The real question comes back to what Del Rio is willing to embrace. As a player, Del Rio watched another team build an offense that was a perfect complement to a stunningly quick defense.
In Dallas in the early 1990s, Del Rio was there while Jimmy Johnson assembled an offense around Troy Aikman, Emmitt Smith and Michael Irvin. Johnson, like Del Rio, was a disciple of defense, which was the key that helped Johnson lead the Cowboys to back-to-back titles (and a third two years after he left).
As a reminder of that, former Dallas assistant Dave Campo has been in Del Rio's ear about taking a more aggressive role in understanding the offense – to understand when it is the right time to strike. Based on last season's results, the answer to that is early.
Here are some critical facts to consider from 2005, when the Jaguars were 12-4 but were bounced in the first round of the playoffs 28-3 by New England.
In other words, if Del Rio and the Jaguars are going to get to where they hope to be, the offense will have to live up to the potential that is obvious to even the amateur observer. Del Rio then needs to learn to trust the modern football adage: You throw to score and run to win.
"There's some truth to that, but you have to earn that," Del Rio said.
Or you have to trust it. In Del Rio's case, he has an established history on defense. In his seven years as a head coach or assistant, the defenses he has overseen or worked with have finished in the top seven of fewest points allowed six times. They have finished among the top six in fewest yards allowed six of seven times as well.
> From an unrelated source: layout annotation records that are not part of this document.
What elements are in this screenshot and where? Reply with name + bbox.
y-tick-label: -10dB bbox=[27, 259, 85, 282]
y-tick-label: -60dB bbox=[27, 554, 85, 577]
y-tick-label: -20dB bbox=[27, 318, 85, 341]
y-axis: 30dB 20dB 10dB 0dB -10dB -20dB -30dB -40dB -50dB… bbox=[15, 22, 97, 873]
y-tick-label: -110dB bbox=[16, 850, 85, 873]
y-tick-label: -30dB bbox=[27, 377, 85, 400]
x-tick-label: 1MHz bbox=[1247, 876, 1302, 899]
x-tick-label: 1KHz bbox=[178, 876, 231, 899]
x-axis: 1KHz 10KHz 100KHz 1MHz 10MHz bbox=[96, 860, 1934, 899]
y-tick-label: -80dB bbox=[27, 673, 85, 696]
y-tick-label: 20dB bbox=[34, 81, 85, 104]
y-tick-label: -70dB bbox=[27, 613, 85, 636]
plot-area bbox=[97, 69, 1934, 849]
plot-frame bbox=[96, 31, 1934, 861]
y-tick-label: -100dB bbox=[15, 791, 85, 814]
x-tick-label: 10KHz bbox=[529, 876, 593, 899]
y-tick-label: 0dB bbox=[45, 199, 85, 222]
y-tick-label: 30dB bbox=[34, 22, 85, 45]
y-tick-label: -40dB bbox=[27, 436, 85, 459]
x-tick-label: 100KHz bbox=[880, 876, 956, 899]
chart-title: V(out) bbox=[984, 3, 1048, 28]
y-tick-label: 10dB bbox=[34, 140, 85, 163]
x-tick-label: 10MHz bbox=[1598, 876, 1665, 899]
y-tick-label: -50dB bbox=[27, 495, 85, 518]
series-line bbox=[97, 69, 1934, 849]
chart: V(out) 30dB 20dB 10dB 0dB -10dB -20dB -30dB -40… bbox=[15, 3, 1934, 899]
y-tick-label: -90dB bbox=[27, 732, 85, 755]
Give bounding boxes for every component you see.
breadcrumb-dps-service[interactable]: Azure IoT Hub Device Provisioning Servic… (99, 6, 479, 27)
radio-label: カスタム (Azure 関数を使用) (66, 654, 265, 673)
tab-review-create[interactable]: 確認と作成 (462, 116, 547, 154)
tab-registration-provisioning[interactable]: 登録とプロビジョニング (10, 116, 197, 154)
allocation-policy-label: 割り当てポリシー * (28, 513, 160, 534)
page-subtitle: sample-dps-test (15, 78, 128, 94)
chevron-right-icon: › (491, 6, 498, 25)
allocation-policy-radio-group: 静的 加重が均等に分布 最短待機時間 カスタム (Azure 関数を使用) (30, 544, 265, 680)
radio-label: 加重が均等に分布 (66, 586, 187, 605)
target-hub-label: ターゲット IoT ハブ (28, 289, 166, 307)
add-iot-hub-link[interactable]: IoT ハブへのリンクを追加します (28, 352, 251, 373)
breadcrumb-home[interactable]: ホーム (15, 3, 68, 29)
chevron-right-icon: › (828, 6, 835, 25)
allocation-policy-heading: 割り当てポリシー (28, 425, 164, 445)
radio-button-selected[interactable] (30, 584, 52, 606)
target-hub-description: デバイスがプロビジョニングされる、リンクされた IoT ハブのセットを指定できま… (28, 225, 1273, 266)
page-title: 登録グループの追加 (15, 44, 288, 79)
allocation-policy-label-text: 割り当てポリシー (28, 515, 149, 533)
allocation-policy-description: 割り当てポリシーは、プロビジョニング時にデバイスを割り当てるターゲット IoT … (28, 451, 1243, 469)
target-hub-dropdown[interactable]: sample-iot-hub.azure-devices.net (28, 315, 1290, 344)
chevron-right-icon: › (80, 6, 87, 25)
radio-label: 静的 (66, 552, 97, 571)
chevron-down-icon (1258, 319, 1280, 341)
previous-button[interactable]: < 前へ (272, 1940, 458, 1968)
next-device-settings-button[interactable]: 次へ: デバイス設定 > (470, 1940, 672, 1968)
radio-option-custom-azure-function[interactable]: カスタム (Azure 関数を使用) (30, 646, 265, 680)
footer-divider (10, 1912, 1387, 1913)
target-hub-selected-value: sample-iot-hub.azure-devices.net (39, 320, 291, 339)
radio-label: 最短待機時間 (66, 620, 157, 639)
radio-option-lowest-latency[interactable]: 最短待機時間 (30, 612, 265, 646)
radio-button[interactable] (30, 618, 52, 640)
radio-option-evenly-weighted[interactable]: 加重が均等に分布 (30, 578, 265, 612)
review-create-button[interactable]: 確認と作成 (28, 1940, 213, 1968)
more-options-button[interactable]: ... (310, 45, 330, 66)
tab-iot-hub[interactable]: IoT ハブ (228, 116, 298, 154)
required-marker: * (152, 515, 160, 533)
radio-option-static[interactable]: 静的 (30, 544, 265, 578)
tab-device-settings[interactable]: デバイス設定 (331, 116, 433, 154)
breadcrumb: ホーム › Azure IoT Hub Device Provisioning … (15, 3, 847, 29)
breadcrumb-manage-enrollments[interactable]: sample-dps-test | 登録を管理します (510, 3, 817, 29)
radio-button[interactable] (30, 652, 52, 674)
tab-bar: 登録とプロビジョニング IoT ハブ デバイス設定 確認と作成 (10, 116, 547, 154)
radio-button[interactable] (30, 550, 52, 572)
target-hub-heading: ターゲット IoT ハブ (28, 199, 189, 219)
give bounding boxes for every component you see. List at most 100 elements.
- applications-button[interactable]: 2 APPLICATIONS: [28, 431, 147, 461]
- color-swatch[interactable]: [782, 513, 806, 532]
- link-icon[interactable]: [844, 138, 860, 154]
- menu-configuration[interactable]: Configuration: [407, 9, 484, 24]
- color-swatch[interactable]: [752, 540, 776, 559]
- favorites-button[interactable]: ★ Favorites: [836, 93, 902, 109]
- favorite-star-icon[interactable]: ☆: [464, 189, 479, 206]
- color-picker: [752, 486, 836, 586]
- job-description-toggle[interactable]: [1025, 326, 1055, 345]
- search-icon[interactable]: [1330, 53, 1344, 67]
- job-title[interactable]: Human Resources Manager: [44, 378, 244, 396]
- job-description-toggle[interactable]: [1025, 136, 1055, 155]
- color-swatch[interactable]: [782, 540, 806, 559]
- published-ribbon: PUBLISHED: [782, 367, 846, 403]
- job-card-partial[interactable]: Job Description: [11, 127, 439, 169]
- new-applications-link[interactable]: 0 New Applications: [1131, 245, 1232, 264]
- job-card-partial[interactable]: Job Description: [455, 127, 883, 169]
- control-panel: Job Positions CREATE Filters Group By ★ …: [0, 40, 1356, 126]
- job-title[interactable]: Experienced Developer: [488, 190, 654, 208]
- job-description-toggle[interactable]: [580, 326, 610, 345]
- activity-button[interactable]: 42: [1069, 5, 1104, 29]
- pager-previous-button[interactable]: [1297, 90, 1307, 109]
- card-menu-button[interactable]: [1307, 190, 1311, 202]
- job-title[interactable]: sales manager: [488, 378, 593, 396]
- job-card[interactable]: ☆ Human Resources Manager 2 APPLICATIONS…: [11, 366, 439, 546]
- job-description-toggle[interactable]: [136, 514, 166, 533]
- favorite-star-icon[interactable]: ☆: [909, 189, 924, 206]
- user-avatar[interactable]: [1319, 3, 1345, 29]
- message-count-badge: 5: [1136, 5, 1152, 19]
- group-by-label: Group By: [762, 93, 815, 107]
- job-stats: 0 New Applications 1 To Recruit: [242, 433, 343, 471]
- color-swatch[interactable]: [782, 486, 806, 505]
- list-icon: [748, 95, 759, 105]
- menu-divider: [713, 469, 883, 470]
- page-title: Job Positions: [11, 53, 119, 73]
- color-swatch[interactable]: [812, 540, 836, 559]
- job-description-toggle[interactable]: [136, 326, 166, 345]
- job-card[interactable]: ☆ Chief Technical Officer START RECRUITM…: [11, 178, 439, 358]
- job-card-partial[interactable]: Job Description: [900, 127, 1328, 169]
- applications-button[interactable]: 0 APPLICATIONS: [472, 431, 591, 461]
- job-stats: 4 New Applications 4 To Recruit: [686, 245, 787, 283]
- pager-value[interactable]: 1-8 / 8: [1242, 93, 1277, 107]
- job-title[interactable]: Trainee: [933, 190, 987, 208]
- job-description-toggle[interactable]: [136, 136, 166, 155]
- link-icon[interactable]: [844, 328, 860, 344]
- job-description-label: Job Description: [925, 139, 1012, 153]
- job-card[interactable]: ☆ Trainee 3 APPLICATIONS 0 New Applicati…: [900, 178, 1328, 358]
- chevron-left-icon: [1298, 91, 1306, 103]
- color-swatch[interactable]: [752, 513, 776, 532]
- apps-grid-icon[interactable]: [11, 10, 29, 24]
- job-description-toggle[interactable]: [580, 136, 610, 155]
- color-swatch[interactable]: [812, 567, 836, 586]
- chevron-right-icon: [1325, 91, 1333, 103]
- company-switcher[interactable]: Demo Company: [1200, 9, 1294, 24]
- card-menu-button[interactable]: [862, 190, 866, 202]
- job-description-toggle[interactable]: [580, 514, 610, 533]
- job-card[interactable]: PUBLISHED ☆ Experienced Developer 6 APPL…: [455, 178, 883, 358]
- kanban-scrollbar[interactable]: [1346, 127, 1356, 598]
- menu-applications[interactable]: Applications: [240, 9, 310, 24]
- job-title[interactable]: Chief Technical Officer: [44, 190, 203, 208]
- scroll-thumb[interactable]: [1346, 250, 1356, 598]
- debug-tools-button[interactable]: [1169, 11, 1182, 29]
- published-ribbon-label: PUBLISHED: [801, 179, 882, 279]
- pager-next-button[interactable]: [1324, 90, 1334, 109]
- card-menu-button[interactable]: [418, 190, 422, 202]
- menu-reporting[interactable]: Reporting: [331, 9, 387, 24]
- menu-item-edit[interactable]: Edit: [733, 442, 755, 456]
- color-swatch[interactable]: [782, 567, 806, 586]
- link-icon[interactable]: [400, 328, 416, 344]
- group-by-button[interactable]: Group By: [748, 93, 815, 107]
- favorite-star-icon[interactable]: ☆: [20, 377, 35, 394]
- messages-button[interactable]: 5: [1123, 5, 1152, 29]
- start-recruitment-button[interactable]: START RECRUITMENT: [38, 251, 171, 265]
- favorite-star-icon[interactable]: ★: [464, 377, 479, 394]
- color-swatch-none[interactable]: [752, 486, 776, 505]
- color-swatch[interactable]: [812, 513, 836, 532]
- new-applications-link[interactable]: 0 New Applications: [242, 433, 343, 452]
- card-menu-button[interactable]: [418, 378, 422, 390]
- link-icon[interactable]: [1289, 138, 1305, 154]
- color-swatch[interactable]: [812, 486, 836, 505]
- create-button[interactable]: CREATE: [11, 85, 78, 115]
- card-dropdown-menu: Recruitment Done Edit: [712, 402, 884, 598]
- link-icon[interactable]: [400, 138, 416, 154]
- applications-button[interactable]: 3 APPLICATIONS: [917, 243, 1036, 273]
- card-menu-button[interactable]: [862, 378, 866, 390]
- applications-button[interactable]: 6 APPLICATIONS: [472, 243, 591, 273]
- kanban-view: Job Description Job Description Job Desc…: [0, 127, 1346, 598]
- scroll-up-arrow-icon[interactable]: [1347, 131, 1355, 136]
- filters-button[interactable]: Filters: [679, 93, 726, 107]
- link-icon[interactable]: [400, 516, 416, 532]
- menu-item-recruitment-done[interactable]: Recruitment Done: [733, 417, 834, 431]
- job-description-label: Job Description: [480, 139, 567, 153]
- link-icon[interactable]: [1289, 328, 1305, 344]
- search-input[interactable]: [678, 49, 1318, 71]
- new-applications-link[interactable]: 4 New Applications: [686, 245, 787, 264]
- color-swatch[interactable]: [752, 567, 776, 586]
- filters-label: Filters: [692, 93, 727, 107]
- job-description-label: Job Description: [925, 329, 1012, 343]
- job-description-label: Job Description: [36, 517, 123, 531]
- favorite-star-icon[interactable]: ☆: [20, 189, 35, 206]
But on Sunday and Monday, Del Rio spent much of his time watching the offense. He stayed out of the way of offensive coordinator Carl Smith, but he observed and studied.
There were some spectacular moments, such as a diving catch on a deep pass by Jones, a frighteningly gifted athlete. There was a smooth curl pattern run by Williams against a zone coverage. Wilford made catch after catch. Lewis was open at will. Then there was Jones-Drew, the kind of talent coaches stay up late drawing plays for.
At the same time, there were moments that looked questionable. Such as the time Jones didn't adjust well on a pass to the wrong side of his body and flailed at the ball with one arm. Or there was the 40-yard pass that Williams dropped in traffic on a pretty throw from Leftwich.
"That's one I have to go get," Williams said.
Jaguars vice president James Harris put it another way. "That's the money catch," he said.
Still, even without retired veteran wide receiver Jimmy Smith, the team's all-time leader in receptions, the Jaguars look scary if just a couple of those young guys can come through with a good performance.
In fact, Smith's absence could be just the thing to motivate some of those guys.
"We all know there are 70 catches that Jimmy got last year that are there for guys to get if they want them," Jones said. "I don't think any one guy has to get them. You're talking about replacing a Hall of Famer in Jimmy and we're all still working on it. But there's opportunity and we all realize it."